February 10, 2023
Q&A with Barnini Bhattacharyya
Assistant Professor of Organizational Behaviour
What is the official title of your new article?
Do you see me? An inductive examination of differences between women of color’s experiences of and responses to invisibility at work.
Who are your collaborators and where are they located?
My collaborator was Jennifer Berdahl, a Professor in the Department of Sociology at the University of British Columbia.
When and where was this study conducted?
I started working on this in the second year of my PhD and it was my first independent research study. I collected the data throughout 2017 and it enabled me to figure out how to do independent scholarship and research. It was very much a labour of love.
The study was conducted in Vancouver BC. It started out as a qualitative methods course paper and became bigger when I realized I was on to something cool.
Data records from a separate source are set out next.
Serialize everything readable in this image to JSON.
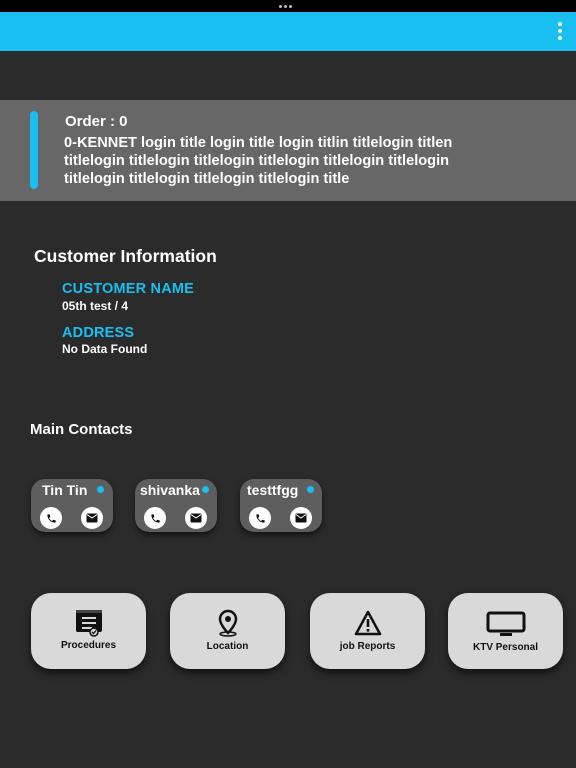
{
  "order": {
    "number": "Order : 0",
    "title": "0-KENNET login title login title login titlin titlelogin titlen titlelogin titlelogin titlelogin titlelogin titlelogin titlelogin titlelogin titlelogin titlelogin titlelogin title"
  },
  "customer": {
    "section_title": "Customer Information",
    "name_label": "CUSTOMER NAME",
    "name_value": "05th test / 4",
    "address_label": "ADDRESS",
    "address_value": "No Data Found"
  },
  "contacts": {
    "section_title": "Main Contacts",
    "items": [
      {
        "name": "Tin Tin"
      },
      {
        "name": "shivanka"
      },
      {
        "name": "testtfgg"
      }
    ]
  },
  "actions": [
    {
      "label": "Procedures",
      "icon": "procedures-icon"
    },
    {
      "label": "Location",
      "icon": "location-pin-icon"
    },
    {
      "label": "job Reports",
      "icon": "warning-icon"
    },
    {
      "label": "KTV Personal",
      "icon": "monitor-icon"
    }
  ],
  "colors": {
    "accent": "#19bff0",
    "background": "#2b2b2b",
    "card": "#676767",
    "button": "#d9d9d9"
  }
}
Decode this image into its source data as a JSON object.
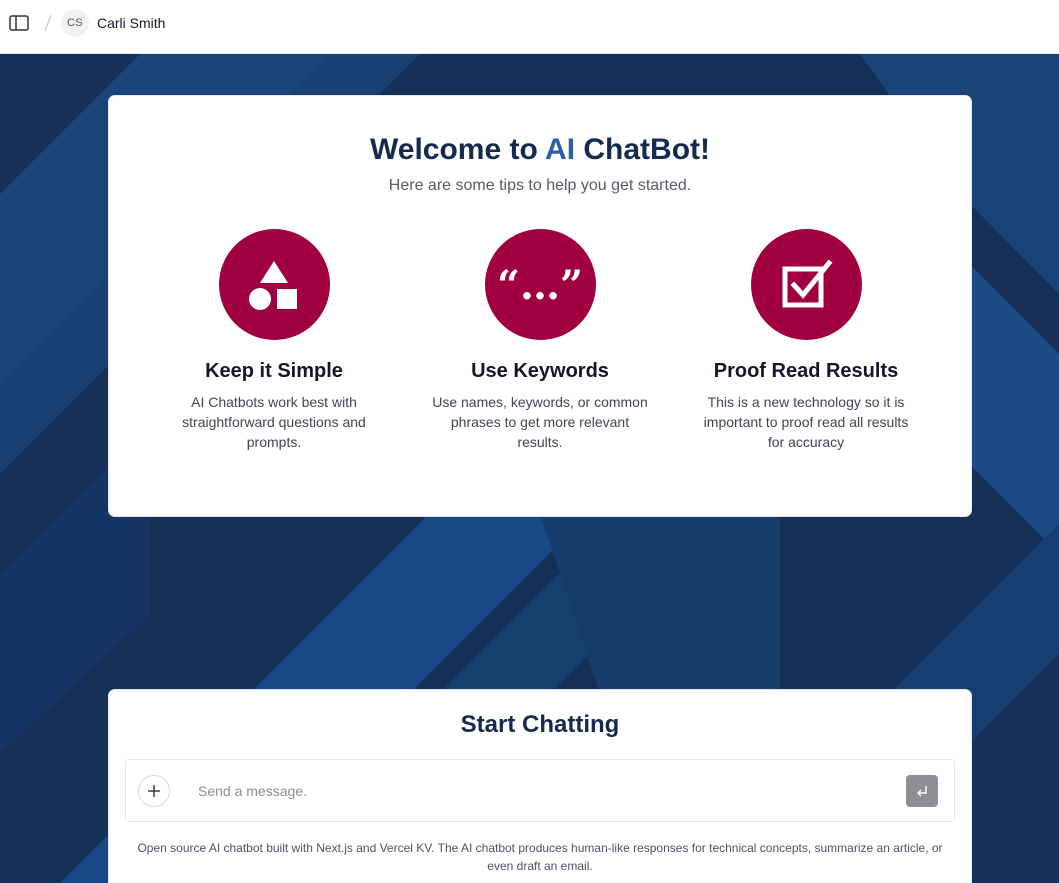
{
  "header": {
    "user_initials": "CS",
    "user_name": "Carli Smith"
  },
  "welcome": {
    "title_prefix": "Welcome to",
    "title_accent": "AI",
    "title_suffix": "ChatBot!",
    "subtitle": "Here are some tips to help you get started."
  },
  "tips": [
    {
      "icon": "shapes-icon",
      "title": "Keep it Simple",
      "description": "AI Chatbots work best with straightforward questions and prompts."
    },
    {
      "icon": "quote-icon",
      "title": "Use Keywords",
      "description": "Use names, keywords, or common phrases to get more relevant results."
    },
    {
      "icon": "checkbox-icon",
      "title": "Proof Read Results",
      "description": "This is a new technology so it is important to proof read all results for accuracy"
    }
  ],
  "chat": {
    "title": "Start Chatting",
    "input_placeholder": "Send a message.",
    "footer_note": "Open source AI chatbot built with Next.js and Vercel KV. The AI chatbot produces human-like responses for technical concepts, summarize an article, or even draft an email."
  },
  "colors": {
    "brand_navy": "#152a4e",
    "accent_blue": "#2d5fa3",
    "icon_crimson": "#a00040",
    "background_dark": "#143057"
  }
}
I worked on it into 2020, submitted to AMJ where I received an R&R. I also submitted it to JAP where it had a much better reception.
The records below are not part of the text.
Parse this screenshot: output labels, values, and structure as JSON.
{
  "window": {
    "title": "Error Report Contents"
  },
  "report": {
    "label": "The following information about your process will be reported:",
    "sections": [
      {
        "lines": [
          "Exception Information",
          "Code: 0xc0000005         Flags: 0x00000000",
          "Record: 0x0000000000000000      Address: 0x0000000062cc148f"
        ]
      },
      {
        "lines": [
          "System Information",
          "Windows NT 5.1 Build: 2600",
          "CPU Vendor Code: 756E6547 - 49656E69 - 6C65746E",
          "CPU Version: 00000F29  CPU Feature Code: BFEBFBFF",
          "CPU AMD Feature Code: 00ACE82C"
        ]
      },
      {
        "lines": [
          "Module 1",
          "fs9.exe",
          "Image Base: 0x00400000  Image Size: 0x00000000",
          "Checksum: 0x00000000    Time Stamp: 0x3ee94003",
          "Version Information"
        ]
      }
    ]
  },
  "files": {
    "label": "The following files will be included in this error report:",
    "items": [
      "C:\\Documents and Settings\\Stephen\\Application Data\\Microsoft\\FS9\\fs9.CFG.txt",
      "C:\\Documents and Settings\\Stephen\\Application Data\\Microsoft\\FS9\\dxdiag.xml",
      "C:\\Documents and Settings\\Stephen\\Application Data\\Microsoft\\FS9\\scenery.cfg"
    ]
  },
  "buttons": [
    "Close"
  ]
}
Was this research funded by a larger program of research or a large grant?
Yes, this was funded by a SSHRC, so very much not my own money.
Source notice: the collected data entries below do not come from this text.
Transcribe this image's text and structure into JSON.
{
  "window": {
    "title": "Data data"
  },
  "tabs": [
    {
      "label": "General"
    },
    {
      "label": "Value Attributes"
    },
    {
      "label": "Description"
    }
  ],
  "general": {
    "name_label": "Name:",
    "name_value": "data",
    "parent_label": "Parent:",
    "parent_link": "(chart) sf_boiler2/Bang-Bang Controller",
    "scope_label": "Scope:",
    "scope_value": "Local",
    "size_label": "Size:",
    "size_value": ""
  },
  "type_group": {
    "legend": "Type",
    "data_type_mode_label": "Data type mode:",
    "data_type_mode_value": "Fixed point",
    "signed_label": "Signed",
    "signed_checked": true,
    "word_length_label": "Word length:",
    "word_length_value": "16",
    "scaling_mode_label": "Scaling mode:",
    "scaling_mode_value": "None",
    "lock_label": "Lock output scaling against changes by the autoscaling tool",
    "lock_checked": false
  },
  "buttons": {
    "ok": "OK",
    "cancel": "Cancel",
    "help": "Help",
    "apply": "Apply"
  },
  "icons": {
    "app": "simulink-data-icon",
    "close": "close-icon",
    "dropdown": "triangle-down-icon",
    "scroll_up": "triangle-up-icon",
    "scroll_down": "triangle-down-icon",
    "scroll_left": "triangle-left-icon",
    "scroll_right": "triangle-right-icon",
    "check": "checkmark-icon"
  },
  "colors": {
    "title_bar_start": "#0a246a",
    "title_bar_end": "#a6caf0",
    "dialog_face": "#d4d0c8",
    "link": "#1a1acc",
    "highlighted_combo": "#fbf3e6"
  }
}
Is this part of an ongoing collaboration?
It is part of a general collaboration with Jennifer on issues regarding equity.
How would you describe the overarching concepts behind this article in the simplest terms possible? Tell me about your research in laymen’s terms.
This project studies misunderstood and less paid attention to racialized women in the workplace. It’s called intersectional invisibility – certain individuals with multiple marginalized identities are not paid attention or seen or heard and rendered invisible in traditional spaces and organization. People of a more prototypical demographic are at the forefront, whereas marginalized gender and race are made more susceptible to intersectional invisibility. This qualitative study was conducted with 65 women in Vancouver and parts of the pacific northwest about their experiences with invisibility at work. We found that for many in this group, a lot of their experiences were homogenous; e.g. black people experienced racism, women experienced sexism, etc, but they also had novel experiences and novel reactions to the agency and power in their respective worlds.
We found four types of experience
- Erasure: what we would commonly think of as invisibility (e.g. not seen or heard in a meeting.)
- Homogenization: seeing women of color as interchangeable members of their social group (e.g. Asian people mixed up, forgetting black women’s names.)
- Whitening: Ignoring the invisible parts of one’s identity and only focusing on parts approximate to whiteness, effectively elevating towards whiteness and downplaying one’s own culture (e.g. watching sports)
- Exoticization: racialized sexualization, and fetishization. Not seeing these women as individuals and more akin to conquests.
What was the motivation to speak specifically to this matter?
When I started my PhD at UBC in 2016, one of my good friends mentioned a colleague of hers having been excluded from a group thanksgiving dinner with peers. Afterwards, the narrative was about that group being a “family,” but there was no acknowledgment towards this one Korean woman who hadn’t been included. How could they say these things about family and not acknowledge the human being with agency in front of them?
What is the most shocking or groundbreaking finding from your research?
- How pervasive this was. It essentially happened constantly and every day at work to the women in the study
- How harmful and debilitating it was across the board.
What would you say is the biggest takeaway from your research and its impact on the world/community?
- Actively focusing on people’s humanities and learning to not reduce them to cognitive schemas (Asians are like this, black people like this, etc.)
- Even if you have well meaning or good intentions, still being able to acknowledge those actions as being harmful is important. Apologizing and acknowledging mistakes is almost critical as those things will happen
Do you have future plans for this research? If so, what are they?
I’m already working on ways in which allies can mitigate or challenge intersect invisibility. I just received an R&R for an FT50 paper for which I’m quite hopeful.
If you had to sum up this article for the public in 140 characters, what would you say?
This article posits who are we paying attention to and whose humanity we see as worthy of paying attention to.